Glenn Close is a legend. Her career is now in its fifth decade and, along the way, she’s racked up an impressive list of accolades: 3 Emmys, 3 Tonys, and 3 Golden Globe Awards. She’s also been nominated for an Oscar eight times, but has yet to win the entertainment industry’s most prestigious award. Vanity Fair has described Close as “one of the great actresses of our time” and, in 2019, Time magazine included her as one of its 100 most influential people. With a resume like this, it’s safe to say that Glenn Close is an A-lister and living legend, despite having never won an Oscar.

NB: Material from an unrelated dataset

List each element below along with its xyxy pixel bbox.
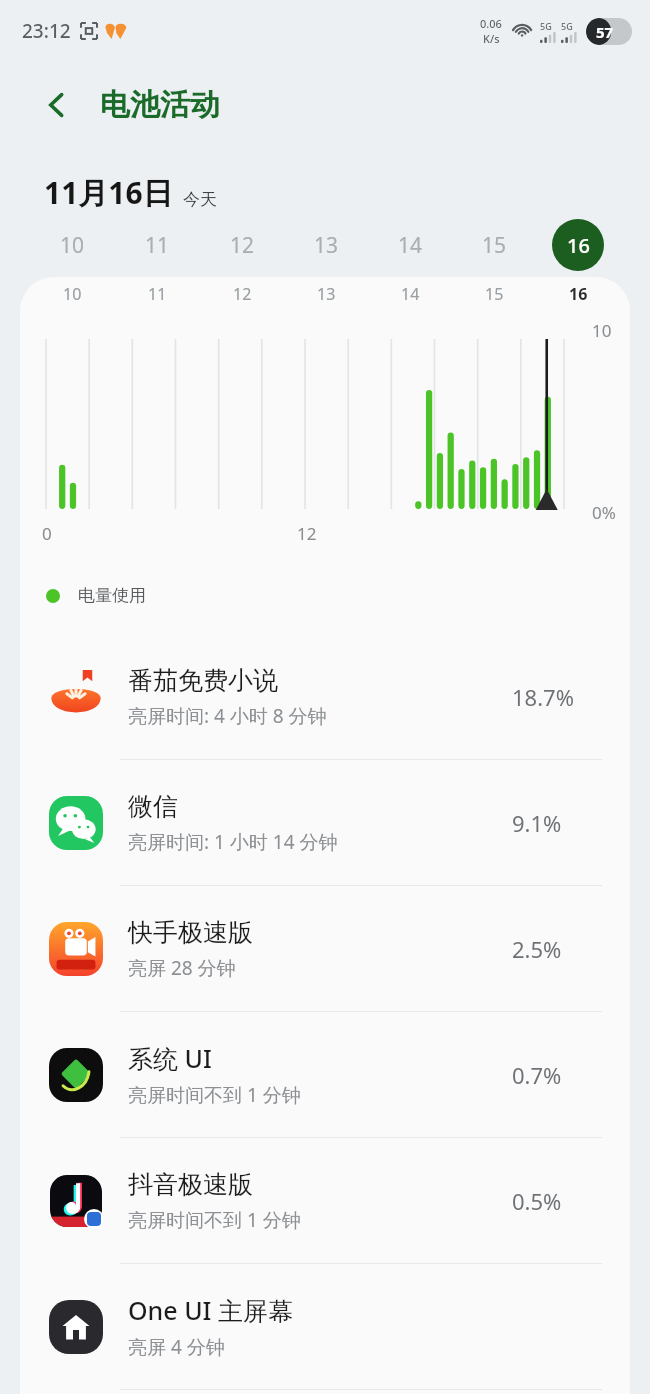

That could all change this year. Close has been nominated for an Oscar for her role in Hillbilly Elegy, a film that garnered mixed reviews and has been described as “poverty porn” by some critics. Ironically, Close was also nominated for a Golden Raspberry Award (aka “Razzie”) for the same role. The Razzies are like the anti-Oscars, highlighting the worst performances and achievements in Hollywood. To be fair, Razzies are not meant to humiliate bad actors; instead, they’re meant to call out talented people who should have known better than to accept bad, problematic jobs.
This asks an interesting question: How can the same performance be considered both the best and worst of the year? The answer is surprisingly simple. Entertainment awards exist to make more money and are not always based on merit. Movies that win or are nominated for awards make more money, and so do the people attached to these projects. Once nominated, an actor brings prestige to future projects and can often command a higher salary due to their Oscar-nominated status. In the case of Close, who shares the record for “most Oscar nominations without a win” with actor Peter O’Toole, it seems clear that her divisive performance received a nomination because the Academy feels she deserves (and is owed) an Oscar for her large body of outstanding work.

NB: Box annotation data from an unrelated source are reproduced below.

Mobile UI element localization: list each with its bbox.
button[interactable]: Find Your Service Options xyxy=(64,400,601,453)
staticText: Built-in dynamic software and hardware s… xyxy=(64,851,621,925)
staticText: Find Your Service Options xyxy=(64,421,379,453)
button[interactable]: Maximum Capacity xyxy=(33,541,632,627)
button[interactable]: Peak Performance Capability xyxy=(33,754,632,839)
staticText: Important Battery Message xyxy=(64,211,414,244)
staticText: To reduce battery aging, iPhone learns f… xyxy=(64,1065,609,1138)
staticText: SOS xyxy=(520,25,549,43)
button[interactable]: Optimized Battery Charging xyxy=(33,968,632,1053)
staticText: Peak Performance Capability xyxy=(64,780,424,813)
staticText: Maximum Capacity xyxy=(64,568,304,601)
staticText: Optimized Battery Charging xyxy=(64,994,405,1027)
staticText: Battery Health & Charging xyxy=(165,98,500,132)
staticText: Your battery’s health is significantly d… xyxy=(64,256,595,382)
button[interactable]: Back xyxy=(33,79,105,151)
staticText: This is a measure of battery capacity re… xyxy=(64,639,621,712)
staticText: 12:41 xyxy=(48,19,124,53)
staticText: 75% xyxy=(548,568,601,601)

I do not have a horse in this race and I do not have an opinion, but I also bristle at the thought of super privileged people feeling that other super privileged people are entitled to more privilege. On the one hand, anyone who has delivered eight award-worthy performances is deserving of recognition and respect; but, within a broken awards system, is giving an established and respected performer a top award the best use of a rare, prestigious, and career-making honor?
Remember Leonardo DiCaprio? A few years ago there was a lot of talk that he had been “snubbed” by the Academy and that he “deserved” and was “owed” an Oscar. Meanwhile, DiCaprio was already an in-demand and highly paid actor with his own private island and a penchant for dating supermodels. Winning an Oscar was just icing on the cake and did nothing to improve his already dazzling prospects.

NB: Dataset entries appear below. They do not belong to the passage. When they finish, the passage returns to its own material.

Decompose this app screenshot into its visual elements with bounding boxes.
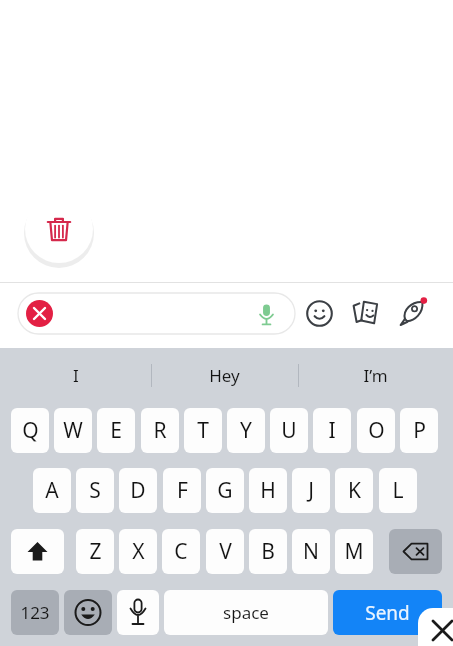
button[interactable]: Z (76, 529, 114, 574)
staticText: Hey (209, 364, 240, 387)
button[interactable]: F (163, 468, 201, 513)
button[interactable]: P (400, 408, 438, 453)
button[interactable]: L (379, 468, 417, 513)
staticText: X (132, 537, 145, 566)
staticText: A (45, 476, 59, 505)
staticText: F (177, 476, 188, 505)
staticText: L (392, 476, 404, 505)
staticText: I’m (363, 364, 388, 387)
staticText: P (413, 416, 426, 445)
button[interactable]: X (119, 529, 157, 574)
button[interactable]: Backspace (389, 529, 442, 574)
staticText: I (73, 364, 79, 387)
button[interactable]: A (33, 468, 71, 513)
button[interactable]: C (162, 529, 200, 574)
button[interactable]: Delete (25, 195, 93, 263)
button[interactable]: Dictate (117, 590, 159, 635)
button[interactable]: Q (11, 408, 49, 453)
button[interactable]: More apps (395, 295, 430, 330)
button[interactable]: S (76, 468, 114, 513)
staticText: U (281, 416, 297, 445)
button[interactable]: U (270, 408, 308, 453)
button[interactable]: W (54, 408, 92, 453)
staticText: space (223, 601, 269, 624)
staticText: B (261, 537, 275, 566)
button[interactable]: B (249, 529, 287, 574)
staticText: H (260, 476, 276, 505)
staticText: S (89, 476, 101, 505)
button[interactable]: I’m (298, 360, 453, 390)
button[interactable]: R (141, 408, 179, 453)
button[interactable]: space (164, 590, 328, 635)
button[interactable]: 123 (11, 590, 59, 635)
button[interactable]: Hey (151, 360, 298, 390)
staticText: Send (365, 600, 410, 626)
button[interactable]: T (184, 408, 222, 453)
button[interactable]: K (335, 468, 373, 513)
staticText: R (153, 416, 167, 445)
button[interactable]: V (206, 529, 244, 574)
button[interactable]: N (292, 529, 330, 574)
staticText: K (348, 476, 361, 505)
button[interactable]: Emoji (303, 297, 336, 330)
staticText: I (328, 416, 336, 445)
button[interactable]: H (249, 468, 287, 513)
button[interactable]: Y (227, 408, 265, 453)
button[interactable]: Clear text (26, 300, 53, 327)
button[interactable]: O (357, 408, 395, 453)
button[interactable]: I (0, 360, 151, 390)
button[interactable]: M (335, 529, 373, 574)
button[interactable]: Voice input (251, 299, 281, 329)
button[interactable]: Send (333, 590, 442, 635)
button[interactable]: Close (424, 612, 453, 646)
staticText: D (130, 476, 146, 505)
button[interactable]: J (292, 468, 330, 513)
staticText: N (303, 537, 319, 566)
staticText: M (344, 537, 364, 566)
button[interactable]: E (97, 408, 135, 453)
button[interactable]: I (313, 408, 351, 453)
staticText: W (63, 416, 83, 445)
staticText: J (308, 476, 314, 505)
staticText: Z (89, 537, 102, 566)
staticText: Q (22, 416, 39, 445)
button[interactable]: Emoji keyboard (64, 590, 112, 635)
staticText: O (368, 416, 385, 445)
staticText: C (174, 537, 188, 566)
staticText: Y (240, 416, 252, 445)
button[interactable]: G (206, 468, 244, 513)
staticText: 123 (20, 601, 50, 624)
button[interactable]: Shift (11, 529, 64, 574)
staticText: G (217, 476, 233, 505)
button[interactable] (18, 293, 295, 334)
button[interactable]: Stickers (349, 296, 382, 329)
button[interactable]: D (119, 468, 157, 513)
staticText: T (197, 416, 209, 445)
staticText: V (219, 537, 232, 566)
staticText: E (110, 416, 122, 445)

That’s not to say that DiCaprio and Close are not amazing and talented performers—of course they are. For me, I generally want resources to go where they will do the most good. I doubt having an Oscar has significantly improved Leo’s life, and I doubt much will change for Glenn Close if she wins this year. Think about the Academy’s documented history of exclusion and consider what a nomination (and win) would mean for lesser known, less established actors and creators. One nomination, one win can create new, more diverse role models and “brands” that Hollywood can build upon to make entertainment more inclusive. To me, that is preferable to validating the egos of veteran performers who can afford to turn down work.
In many ways, this is a matter of integrity in a notoriously unethical industry. If Close wins, she will be forever linked to an average performance in a thoroughly average film. The award would not be an honor, but an obligation, paid at another actor’s expense. Would it be better to remain in the ranks of loved and respected actors who have never won an Oscar, or ascend with a false and hollow victory? It’s a Hollywood tale in the making, and the ending remains unknown.
- Brian George Hose has been an advocate for LGBTQ persons and issues all his adult life. He holds a Bachelor of Social Work from Shepherd University and looks forward to pursuing a Master's of Social Work with a focus in mental health. A former musician, Brian served as minister of music for New Light MCC for several years and incorporates music into social work practice. He lives in rural Western Maryland where he has amassed a sinful number of books, yarn, and books about yarn. He has been writing for Baltimore Out Loud since February 2016.